Opinión

La clave

Suele ocurrir en los análisis periodísticos de la política. Podríamos conjurarlo vieja usanza, ajada como los Estados decimonónicos, sus tradiciones romanas, vicios y virtudes de Europa mediterránea. Quienes comentamos con mayor o menor éxito los asuntos de la nación, comparecemos proclives a tales hábitos. Al igual que quienes los protagonizan en persona primera. El político se ve a lomos de un corcel del que no se fía, pero le sostiene y le lleva. El periodista, intérprete, trata de comprender adónde carajo va ese jinete: llama, pregunta, almuerza (en algún caso) con él, incluso puede ajustar favores; le ve luego partir y se afana en apuntar la nota semanal. En eso consiste el juego, humilde, del escribiente.

Mientras, el caballo continúa al trote, bridas y espuelas del momento histórico. Resulta esto tan clásico y universal como una fábula de Esopo. Para el animal, inmenso, lento, importan las flemáticas orientaciones. Al Estado (al que estoy llamando corcel, quizás sea mejor decir burro arcaico) le agradan las caricias del primer ministro de turno, si bien está hecho para cargar y nunca parar. Fundadas esas reglas, es decir, que el político “ha de ser corrupto” y el que comenta sus andanzas un sencillo bardo, vamos a la clave.

En el ejemplo español, y sin retroceder más de cuarenta años, las observaciones coinciden en la tragedia: tanto quien se ve ganador como quien teme por su posición claman según la ibérica ortodoxia: o conmigo o contra mí. Uno puede pensar que son naturales consecuencias del quebrantamiento del bipartidismo, un pastel a dividir entre nuevos visitantes. Sin embargo, en el análisis político el dinero, los usos (y costumbres) que de él se han elevado, deberían pesar más. Un Estado no deja de ser un conjunto de relaciones, intereses. La política nacional refleja todavía las herencias y temores del reciente bipartidismo. Orden en que Cataluña fue parte fundamental, sostén de la loable “gobernabilidad de España”. Y que ahora supone la principal amenaza no ya a la gobernabilidad, sino a la supervivencia del régimen constitucional.
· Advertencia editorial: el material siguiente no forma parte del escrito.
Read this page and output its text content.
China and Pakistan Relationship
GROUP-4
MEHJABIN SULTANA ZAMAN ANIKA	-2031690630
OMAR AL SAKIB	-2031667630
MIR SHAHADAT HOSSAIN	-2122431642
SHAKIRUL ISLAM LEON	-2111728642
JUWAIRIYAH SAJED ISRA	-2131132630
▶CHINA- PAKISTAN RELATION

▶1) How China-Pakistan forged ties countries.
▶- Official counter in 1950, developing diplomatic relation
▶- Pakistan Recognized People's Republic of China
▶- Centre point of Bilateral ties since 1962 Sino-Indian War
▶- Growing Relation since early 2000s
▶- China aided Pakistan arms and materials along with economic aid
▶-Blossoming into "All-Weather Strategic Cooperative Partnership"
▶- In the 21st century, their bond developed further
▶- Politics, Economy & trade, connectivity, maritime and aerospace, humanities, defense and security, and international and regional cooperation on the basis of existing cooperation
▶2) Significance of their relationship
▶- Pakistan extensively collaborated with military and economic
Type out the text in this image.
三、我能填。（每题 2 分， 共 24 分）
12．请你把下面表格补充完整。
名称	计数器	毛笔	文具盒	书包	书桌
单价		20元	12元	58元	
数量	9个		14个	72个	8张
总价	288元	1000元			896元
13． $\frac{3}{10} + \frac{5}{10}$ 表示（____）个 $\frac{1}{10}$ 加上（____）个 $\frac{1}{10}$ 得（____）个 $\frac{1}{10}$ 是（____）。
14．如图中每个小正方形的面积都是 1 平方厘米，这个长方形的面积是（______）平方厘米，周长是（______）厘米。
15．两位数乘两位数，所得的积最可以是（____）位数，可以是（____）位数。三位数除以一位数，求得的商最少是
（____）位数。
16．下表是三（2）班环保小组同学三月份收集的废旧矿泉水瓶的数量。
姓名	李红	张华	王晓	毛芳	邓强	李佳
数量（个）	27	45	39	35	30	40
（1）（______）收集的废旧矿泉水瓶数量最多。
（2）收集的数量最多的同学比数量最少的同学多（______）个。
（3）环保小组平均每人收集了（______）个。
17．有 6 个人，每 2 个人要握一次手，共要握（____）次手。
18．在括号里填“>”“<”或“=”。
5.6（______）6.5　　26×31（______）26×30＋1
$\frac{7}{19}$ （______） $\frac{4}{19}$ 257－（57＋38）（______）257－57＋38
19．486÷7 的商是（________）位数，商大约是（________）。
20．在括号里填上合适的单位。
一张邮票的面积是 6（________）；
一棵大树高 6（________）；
Este es el análisis sintomatológico; pero no ofrece la clave, la comprensión. Cuestionemos. ¿Por qué Pujol no ha ido a prisión? ¿Por qué la burguesía catalana ha sido tibia o directamente partidaria del procés? ¿Por qué el gran empresariado español permanece callado? ¿Por qué los sindicatos catalanes -ahora UGT está dirigida por un lazarillo del nacionalismo- no han dicho nada de la rebelión elitista catalana? ¿Por qué Rajoy aplicó un 155 suave (y breve)? Las preguntas se acumulan. La clave es poderosísima, pero se disimula al calor de las disputas diarias sobre chorradas guerracivilistas. Todas las inmovilidades, pasividades y acciones están sujetas a ella. La corrupción sistémica de los años 90 y 2000, la información que algunos poseen y las implicaciones tanto de Pujol (diseñador en la sombra del procés, respuesta a la pérdida de la hegemonía tras el Caso Palau) como de ciertas elites políticas y empresariales madrileñas impiden cualquier resolución a corto plazo. Existe un inmenso chantaje; un pacto tácito de silencio. El President, particularmente, quiere salvar a sus hijos de la cárcel. Y en muchos despachos de Madrid y Barcelona saben que, si tira de la manta, España y Cataluña enteras se van al carajo.